From George Washington to Lieutenant General Rochambeau, 29 January 1781
To Lieutenant General Rochambeau
Head Qrs New Windsor 29th Jany 1781.
Sir,
I have the pleasure to inform your Excellency that the detachment sent against the Mutineers as Mentioned in my last,1 surrounded them in their Quarters on the Morning of the 27th and demanded an immediate surrender, which was complied with on their part without the least attempt to resist—Two of the principal actors were executed on the spot & the remainder pardoned. From the appearances of penitence & submission among them, it was deemed unnecessary and inexpedient to extend the punishment to a greater Number.2
I believe I may venture to assure your Excellency that the spirit of Mutiny is now completely subdued and will not again shew itself. In the present instance indeed it was very partial; for the Mutineers amounted to only two hundred, a great part of the line having refused to participate in their crime.
I requested Mr Dumat to inform you of the success of a little enterprise against a Corps of the enemy at Westchester. I have since received an official account. Fifty two of them were made Prisoners, a large quantity of Forage destroyed & a considerable number of Horses & Cattle brought off—with scarcely any loss on our side. The execution required hardiness and address the position of the Corps attacked being three or four miles within the Enemy’s redoubts—A bridge across Harlaem under the protection of one of the Redoubts was burnt to prevent reenforcements coming speedily from the Island.3
Recent letters from Virginia give me the particulars of Arnolds incursion to Richmond—He burnt there some public & private Stores & buildings, a foundery and some other public works in the vicinity; and afterwards retired to Westover, where he first landed, five & twenty miles from Richmond—This part of the Country is so thinly inhabited, that no force could be assembled in time sufficient to give him any material opposition. It was expected he would immediately reimbark from Westover.4 Virginia intersected as it is with large navigable rivers is greatly exposed to these kinds of predatory Expeditions—nor is there any remedy against them but a Naval superiority—I think it probable the Enemy will continue to disquiet that State & divert its force from the Southern extremity—while they push their operations there.
Leslie with his detachment having landed at Charles Town was marching to form a junction with Cornwallis—This being performed will enable him to recommence the offensive; and we have to apprehend with too much success, as General Greene’s accounts of his situation are far from being flattering. He had taken a new position on the left of Charlottesburg at a place called Checaws on the East side of the river Pedee which gives the command of a Country more abundant in itself & less exhausted by Military operations—He had previously established a Post on the Southside of the Catawba near the forks of Broad river to straiten the limits of the enemy and cover the upper Country.5 His disposition as far as I can judge at this distance and with an imperfect knowledge of the Country seems judicious. I have the honor to be with perfect attachment Yr Excellency’s Most Obedt & Hble Servt
Go: Washington
ALS, CtY-BR:R; Df, DLC:GW; Rochambeau’s French translation, CtY-BR:R; LB, in French, DLC: Rochambeau Papers, vol. 7; Varick transcript, DLC:GW.

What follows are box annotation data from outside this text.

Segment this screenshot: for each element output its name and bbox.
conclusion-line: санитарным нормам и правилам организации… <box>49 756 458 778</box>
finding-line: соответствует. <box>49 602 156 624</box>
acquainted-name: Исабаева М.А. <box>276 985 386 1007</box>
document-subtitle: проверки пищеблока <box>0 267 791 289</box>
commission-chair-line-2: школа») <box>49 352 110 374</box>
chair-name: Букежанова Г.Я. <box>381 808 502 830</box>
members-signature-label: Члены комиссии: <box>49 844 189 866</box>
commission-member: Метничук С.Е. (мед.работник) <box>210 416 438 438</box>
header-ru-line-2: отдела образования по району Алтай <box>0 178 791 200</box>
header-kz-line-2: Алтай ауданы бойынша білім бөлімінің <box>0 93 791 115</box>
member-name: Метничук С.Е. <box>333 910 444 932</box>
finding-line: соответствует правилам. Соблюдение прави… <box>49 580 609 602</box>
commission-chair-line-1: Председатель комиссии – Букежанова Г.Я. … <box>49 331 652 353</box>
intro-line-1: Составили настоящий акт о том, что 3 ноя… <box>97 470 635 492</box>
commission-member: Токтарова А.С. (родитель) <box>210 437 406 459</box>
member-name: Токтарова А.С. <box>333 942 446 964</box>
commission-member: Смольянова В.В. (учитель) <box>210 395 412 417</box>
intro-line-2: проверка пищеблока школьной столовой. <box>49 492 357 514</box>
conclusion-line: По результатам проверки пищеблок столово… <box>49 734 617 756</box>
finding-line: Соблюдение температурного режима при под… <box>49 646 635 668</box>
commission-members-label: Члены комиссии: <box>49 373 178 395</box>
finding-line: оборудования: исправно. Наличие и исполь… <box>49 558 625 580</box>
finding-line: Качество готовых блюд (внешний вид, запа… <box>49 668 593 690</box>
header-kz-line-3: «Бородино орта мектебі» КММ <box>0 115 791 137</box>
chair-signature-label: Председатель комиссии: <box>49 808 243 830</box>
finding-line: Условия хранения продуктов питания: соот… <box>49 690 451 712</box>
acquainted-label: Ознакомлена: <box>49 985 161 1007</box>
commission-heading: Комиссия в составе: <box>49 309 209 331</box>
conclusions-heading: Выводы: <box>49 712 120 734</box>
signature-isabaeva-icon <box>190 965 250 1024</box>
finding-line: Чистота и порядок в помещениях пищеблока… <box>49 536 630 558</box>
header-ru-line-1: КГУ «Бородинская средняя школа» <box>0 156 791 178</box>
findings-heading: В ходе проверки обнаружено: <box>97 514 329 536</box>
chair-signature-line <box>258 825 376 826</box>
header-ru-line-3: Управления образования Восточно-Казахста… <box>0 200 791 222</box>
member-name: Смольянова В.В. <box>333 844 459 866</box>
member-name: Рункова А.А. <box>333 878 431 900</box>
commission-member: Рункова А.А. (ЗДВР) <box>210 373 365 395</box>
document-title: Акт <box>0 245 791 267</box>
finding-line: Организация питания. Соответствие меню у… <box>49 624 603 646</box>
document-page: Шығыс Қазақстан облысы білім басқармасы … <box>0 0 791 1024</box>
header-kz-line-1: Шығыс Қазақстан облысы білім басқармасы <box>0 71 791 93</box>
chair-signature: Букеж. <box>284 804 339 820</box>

3. Another sentence appears at the end of this paragraph on the draft, which is in the writing of GW’s aide-de-camp Alexander Hamilton: “The success would in all probability have been more complete had not a heavy rain the preceding night rendered a particular pass so difficult as to make it necessary to transport the infantry across on horse back, which produced a delay that accidentally gave notice of the approach.”
For the report of the attack on this Loyalist corps, see William Heath to GW, 28 January. Rochambeau’s aide-de-camp Dumas had visited GW (see GW to Samuel Huntington, 24 Jan., source note).
4. See Steuben to GW, 8 Jan., and Thomas Jefferson to GW, 10 January. Evidently, GW had not yet received Steuben’s letter to him of 11 January.
5. GW refers to Brig. Gen. Daniel Morgan’s detachment, which Maj. Gen. Nathanael Greene had dispatched from Charlotte, N.C., before moving the main southern army to the Cheraws district in South Carolina (see Greene to GW, 28 Dec. 1780).